"Je rêve encore ?"
Surtout connu pour ses films des années 1930 ou d'après-guerre, Julien Duvivier a également tourné à l'étranger, notamment aux Etats-Unis à l'invitation de la MGM dès 1938. De retour sur le sol américain au début du futur conflit mondial, il collabore avec Alexander Korda et la Fox (déjà avec Charles Boyer et Edward G. Robinson). Pour Universal, il réalise successivement Flesh and Fantasy et The Impostor
avant de revenir en Europe. Le premier, aux atmosphères volontiers
fantastiques et au casting prestigieux, est un film à segments dont la
cohérence reste un tant soit peu artificielle.
Dans son club anglais, Davis trouve Doakes visiblement
perturbé. Celui-ci, pourtant rationaliste, lui avoue avoir consulté une
cartomancienne, laquelle lui a annoncé un événement aussitôt contredit
par un rêve, désaccord à l'origine de son trouble et de sa contrariété. Davis
propose de lui raconter une première histoire découverte la veille dans
un livre, puis de lire par lui-même les deux suivantes du recueil.
1- Une nuit de Mardi gras, Henrietta,
souffrant plus que d'habitude de sa disgrâce physique, est sur le point
de se suicider. Un inconnu, venu de nulle part pour la réconforter, lui
propose de porter un masque susceptible de lui permettre de séduire Michael, un étudiant en droit qu'elle croise parfois et dont elle est secrètement éprise. 2- Au cours d'une soirée chez des amis, l'avocat Marshall Tyler rencontre Septimus Podgers,
un remarquable chiromancien aux prédictions avérées. L'homme, d'abord
réticent à lui révéler un événement qu'il a lu dans les lignes de sa
main, lui apprend qu'il va commettre un meurtre. 3- Quelques minutes avant son entrée en piste, Paul Gaspar, dit "le Funambule ivre" dont la prestation est le clou du cirque de King Lamarr,
rêve qu'une jeune femme crie sous le chapiteau, entraînant sa chute.

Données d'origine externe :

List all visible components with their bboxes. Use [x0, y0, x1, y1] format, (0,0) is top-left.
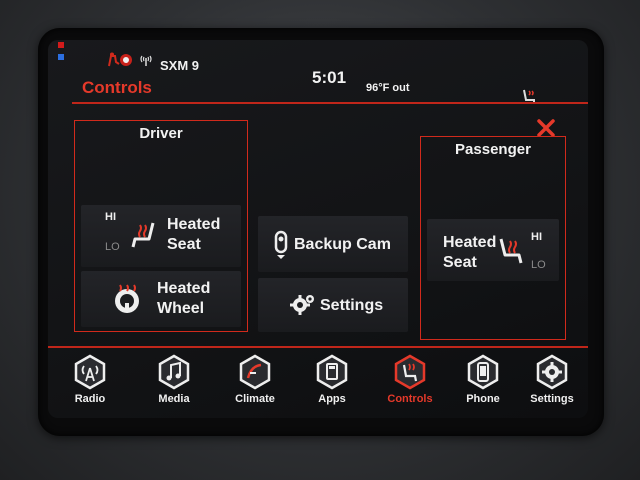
passenger-panel: Passenger Heated Seat HI LO	[420, 136, 566, 340]
music-note-icon	[158, 354, 190, 390]
backup-cam-button[interactable]: Backup Cam	[258, 216, 408, 272]
passenger-seat-hi: HI	[531, 231, 542, 243]
nav-phone-label: Phone	[466, 393, 500, 405]
controls-icon	[394, 354, 426, 390]
driver-seat-hi: HI	[105, 211, 116, 223]
climate-icon	[239, 354, 271, 390]
passenger-seat-lo: LO	[531, 259, 546, 271]
outside-temperature: 96°F out	[366, 82, 410, 94]
driver-panel: Driver HI LO Heated Seat Heated Wheel	[74, 120, 248, 332]
settings-gear-icon	[290, 292, 316, 323]
driver-heated-seat-label-1: Heated	[167, 216, 221, 233]
radio-tower-icon	[74, 354, 106, 390]
heated-seat-icon	[497, 235, 529, 272]
backup-cam-label: Backup Cam	[294, 236, 391, 253]
driver-title: Driver	[139, 125, 183, 142]
heated-seat-icon	[127, 219, 161, 256]
settings-label: Settings	[320, 297, 384, 314]
driver-seat-lo: LO	[105, 241, 120, 253]
nav-phone[interactable]: Phone	[453, 354, 513, 405]
nav-radio[interactable]: Radio	[60, 354, 120, 405]
driver-heated-wheel-button[interactable]: Heated Wheel	[81, 271, 241, 327]
nav-settings-label: Settings	[530, 393, 574, 405]
nav-settings[interactable]: Settings	[522, 354, 582, 405]
gear-icon	[536, 354, 568, 390]
nav-media-label: Media	[158, 393, 190, 405]
nav-climate[interactable]: Climate	[225, 354, 285, 405]
apps-icon	[316, 354, 348, 390]
infotainment-screen: SXM 9 5:01 96°F out Controls Driver HI L…	[48, 40, 588, 418]
passenger-heated-seat-label-1: Heated	[443, 234, 497, 251]
radio-signal-icon	[140, 53, 152, 72]
heated-seat-status-icon	[520, 88, 538, 111]
close-icon	[537, 119, 555, 137]
passenger-heated-seat-label-2: Seat	[443, 254, 477, 271]
nav-apps-label: Apps	[318, 393, 346, 405]
page-title: Controls	[82, 78, 152, 97]
seatbelt-warning-icon	[106, 52, 136, 73]
nav-controls-label: Controls	[387, 393, 433, 405]
header-divider	[72, 102, 588, 104]
nav-climate-label: Climate	[235, 393, 275, 405]
backup-camera-icon	[274, 230, 288, 265]
driver-heated-seat-label-2: Seat	[167, 236, 201, 253]
indicator-light	[58, 42, 66, 60]
nav-media[interactable]: Media	[144, 354, 204, 405]
nav-controls[interactable]: Controls	[380, 354, 440, 405]
bottom-nav: Radio Media Climate Apps Controls Phone …	[48, 350, 588, 418]
passenger-title: Passenger	[455, 141, 531, 158]
nav-apps[interactable]: Apps	[302, 354, 362, 405]
status-icons	[106, 52, 152, 73]
driver-heated-wheel-label-2: Wheel	[157, 300, 205, 317]
nav-divider	[48, 346, 588, 348]
driver-heated-wheel-label-1: Heated	[157, 280, 211, 297]
nav-radio-label: Radio	[74, 393, 106, 405]
clock: 5:01	[312, 68, 347, 87]
phone-icon	[467, 354, 499, 390]
heated-wheel-icon	[111, 283, 143, 320]
radio-station: SXM 9	[160, 58, 200, 73]
passenger-heated-seat-button[interactable]: Heated Seat HI LO	[427, 219, 559, 281]
status-bar: SXM 9 5:01 96°F out	[48, 40, 588, 104]
close-button[interactable]	[536, 118, 556, 138]
controls-settings-button[interactable]: Settings	[258, 278, 408, 332]
driver-heated-seat-button[interactable]: HI LO Heated Seat	[81, 205, 241, 267]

Son malaise l'empêche de réaliser la partie la plus périlleuse de son
numéro. Sur le paquebot qui emmène la troupe à New York, Gaspar
rencontre la femme qu'il a vu dans son rêve. Elle possède, de surcroît,
des boucles d'oreilles identiques à celles qu'il a distinctement vues
pendant son sommeil.
Jean Renoir déclarait à propos de Duvivier qu'il était : "...
un poète. Ses films ne se limitent jamais à l'exposition du sujet, ils
nous entraînent dans un monde à la fois réaliste et irréel. Ses
personnages sont vrais, et pourtant il leur arrive d'être
fantastiques..." Même si le cinéaste français n'a pas participé significativement au scénario, Flesh and Fantasy
illustre assez bien cette définition. Les trois histoires dont il est
composé s'inspirent toutes du rêve, de la divination, du destin et de
l'amour. La première s'avère assurément la plus étrange, variante
fabuleuse du "Masque" de Maupassant porté plus tard à l'écran par Max Ophüls dans Le Plaisir. La libre adaptation de la nouvelle d'Oscar Wilde "Lord Arthur Savile's Crime" (1887),
où l'auteur étudiait, à sa manière singulière, le thème de la
responsabilité, est la plus réussie. Il faut cependant souligner la
relative faiblesse de leur corrélation, laquelle repose essentiellement
sur l'exposition initiale et intermittente. Un quatrième récit, en
ouverture du film, fut coupé et servit à la production d'un quasi long
métrage, Destiny, diffusé en 1944 aux Etats-Unis. Davantage que la qualité des interprétations, en particulier celle de Betty Field et d'Edward G. Robinson, c'est la photographie, notamment le travail d'éclairage de Paul Ivano (Queen Kelly, Frankenstein) et de Stanley Cortez (The Magnificent Ambersons, The Night of the Hunter), qui retient le plus l'attention.